Much of what she offers also revolves around nutrition education, which she believes is underutilized. According to Plevell, 90% of current diseases are considered lifestyle preventable diseases. She said that knowing how genes are turned on and off with various lifestyle factors such as diet and exercise can play an important role in a person’s overall wellbeing.

She believes because she has seen it work. Aside from her own story, she has also experienced the benefits for her niece Tenley. When he was diagnosed with Angelman Syndrome, a genetic disorder that causes delayed development, speech and balance disorders, intellectual retardation, and seizures, no one had spoken to Tenley’s family about diet or medication.

“I just taught them some nutritional principles that they could discuss with their providers so that their food could be used as a support vehicle while they were working on their medication,” Plevell said. “It’s a great partnership that has helped her finally sleep with reduced seizure activity at night.”

Plevell said she couldn’t offer everything she could do at ANMC without the help of her team. Two of them, she said, were even former clients of hers who expressed an interest in helping people in the same way she did.

It was another divine intervention that Plevell said she could not ignore. Her team includes: Jason Plevell, Melanie Halter, Jessica Scherping, Samantha Petersen and Crystal Benson.

“At some point they too felt a calling over their lives, and that same calling brought us together,” said Plevell. “They are just wonderful people and I couldn’t be more grateful.”

Plevell believes that what brings her to Little Falls will be the norm in the not too distant future when it comes to how functional wellness and nutrition interact with other health care modalities. She believes that everything is necessary across the health landscape, and one day people who want to get into the field will no longer have to choose between health or wellness. Instead, they decide whether to help people by teaching them how to stay healthy, or to treat injured or sick people.

“People want to feel good in their lives,” she says. “You want to feel happy, passionate, and fulfilled. They want to understand how to be healthy and how to stay there.

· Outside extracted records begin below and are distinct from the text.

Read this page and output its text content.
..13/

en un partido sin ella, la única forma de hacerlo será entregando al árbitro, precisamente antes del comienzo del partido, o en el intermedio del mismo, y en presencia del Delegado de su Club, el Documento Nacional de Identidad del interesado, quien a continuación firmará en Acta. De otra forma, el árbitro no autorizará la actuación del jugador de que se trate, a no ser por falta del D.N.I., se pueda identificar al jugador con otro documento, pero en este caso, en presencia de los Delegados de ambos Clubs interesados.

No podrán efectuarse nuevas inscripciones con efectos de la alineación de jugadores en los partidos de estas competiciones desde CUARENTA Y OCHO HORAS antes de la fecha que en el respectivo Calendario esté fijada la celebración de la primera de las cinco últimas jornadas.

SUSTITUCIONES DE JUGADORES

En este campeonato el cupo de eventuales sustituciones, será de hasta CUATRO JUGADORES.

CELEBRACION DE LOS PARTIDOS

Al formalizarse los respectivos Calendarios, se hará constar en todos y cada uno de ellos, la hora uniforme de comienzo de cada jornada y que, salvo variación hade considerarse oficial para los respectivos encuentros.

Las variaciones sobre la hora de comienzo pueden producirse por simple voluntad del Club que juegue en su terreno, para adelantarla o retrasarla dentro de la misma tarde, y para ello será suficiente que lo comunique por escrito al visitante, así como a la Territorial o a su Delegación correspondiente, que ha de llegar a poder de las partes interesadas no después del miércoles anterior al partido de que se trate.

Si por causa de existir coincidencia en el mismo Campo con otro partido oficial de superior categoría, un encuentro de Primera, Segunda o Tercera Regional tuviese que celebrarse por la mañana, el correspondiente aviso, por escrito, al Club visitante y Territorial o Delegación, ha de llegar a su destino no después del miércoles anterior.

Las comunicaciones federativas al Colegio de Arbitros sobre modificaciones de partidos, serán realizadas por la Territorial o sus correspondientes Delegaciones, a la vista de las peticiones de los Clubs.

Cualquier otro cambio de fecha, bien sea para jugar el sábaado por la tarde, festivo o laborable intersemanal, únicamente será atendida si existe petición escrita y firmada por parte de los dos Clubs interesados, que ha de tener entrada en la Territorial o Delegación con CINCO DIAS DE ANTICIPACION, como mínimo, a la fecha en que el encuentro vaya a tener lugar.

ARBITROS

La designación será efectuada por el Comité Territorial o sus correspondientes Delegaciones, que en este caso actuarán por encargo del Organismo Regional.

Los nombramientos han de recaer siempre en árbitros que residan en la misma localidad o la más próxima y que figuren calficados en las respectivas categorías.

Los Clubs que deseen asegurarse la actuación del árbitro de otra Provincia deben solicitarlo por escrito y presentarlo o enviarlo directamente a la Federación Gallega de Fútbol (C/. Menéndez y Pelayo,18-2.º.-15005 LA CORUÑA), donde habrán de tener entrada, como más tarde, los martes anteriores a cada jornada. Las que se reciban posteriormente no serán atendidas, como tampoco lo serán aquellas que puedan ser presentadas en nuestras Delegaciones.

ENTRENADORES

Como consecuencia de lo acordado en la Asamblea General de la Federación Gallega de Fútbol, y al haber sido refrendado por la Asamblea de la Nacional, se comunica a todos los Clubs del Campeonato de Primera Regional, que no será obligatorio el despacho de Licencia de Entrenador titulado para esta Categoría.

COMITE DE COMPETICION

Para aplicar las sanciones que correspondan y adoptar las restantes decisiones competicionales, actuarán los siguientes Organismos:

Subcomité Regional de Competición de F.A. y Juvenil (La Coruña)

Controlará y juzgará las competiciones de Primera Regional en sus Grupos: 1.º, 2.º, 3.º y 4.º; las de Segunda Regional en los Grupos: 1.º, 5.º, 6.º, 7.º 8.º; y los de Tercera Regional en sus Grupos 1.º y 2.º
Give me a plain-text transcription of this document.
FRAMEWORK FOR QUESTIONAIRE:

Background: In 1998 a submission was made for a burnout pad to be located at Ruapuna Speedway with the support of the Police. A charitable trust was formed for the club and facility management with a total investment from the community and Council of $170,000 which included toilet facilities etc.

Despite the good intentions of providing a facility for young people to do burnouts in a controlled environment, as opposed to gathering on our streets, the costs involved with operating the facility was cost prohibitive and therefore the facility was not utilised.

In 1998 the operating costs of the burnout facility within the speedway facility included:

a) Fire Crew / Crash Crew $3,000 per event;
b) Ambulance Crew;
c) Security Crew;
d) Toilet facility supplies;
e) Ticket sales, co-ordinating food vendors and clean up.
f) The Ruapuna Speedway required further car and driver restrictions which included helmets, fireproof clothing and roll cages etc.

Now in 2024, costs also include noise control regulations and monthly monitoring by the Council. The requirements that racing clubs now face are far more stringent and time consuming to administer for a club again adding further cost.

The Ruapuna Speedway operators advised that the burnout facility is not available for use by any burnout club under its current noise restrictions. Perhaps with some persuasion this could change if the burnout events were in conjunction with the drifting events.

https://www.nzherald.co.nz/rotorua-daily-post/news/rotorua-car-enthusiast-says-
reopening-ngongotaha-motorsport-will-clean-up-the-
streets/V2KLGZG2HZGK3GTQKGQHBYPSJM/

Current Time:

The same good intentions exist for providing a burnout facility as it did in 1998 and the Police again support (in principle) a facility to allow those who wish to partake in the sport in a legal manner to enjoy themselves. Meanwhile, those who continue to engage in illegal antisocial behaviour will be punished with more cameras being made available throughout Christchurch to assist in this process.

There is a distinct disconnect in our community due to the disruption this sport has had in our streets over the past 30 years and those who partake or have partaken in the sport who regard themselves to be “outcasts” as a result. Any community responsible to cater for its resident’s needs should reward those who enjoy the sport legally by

They want healthy food options in our restaurants and better systems in which they can use their finances in whatever modalities could support their wellbeing, and they want to learn more about these options. And they want their health team to have options for them and be trained in those options and have real conversations about what’s right for them. “

Plevell has always had a desire to help and educate people. Before she became a naturopath, she completed a degree in education and counseling.

Her current calling enables her to help people through education, which she was inspired to do as she navigated her own journey through everything life put in her way.

“I love every single one of these people I work with,” said Plevell. “People need to feel empowered; they need hope. People need to be accepted and loved, and to know that this is an essential part of their wellbeing and important for the healing process. “

“We really want to grow and deserve our place as props for our community and the health outcomes of it all,” said Plevell.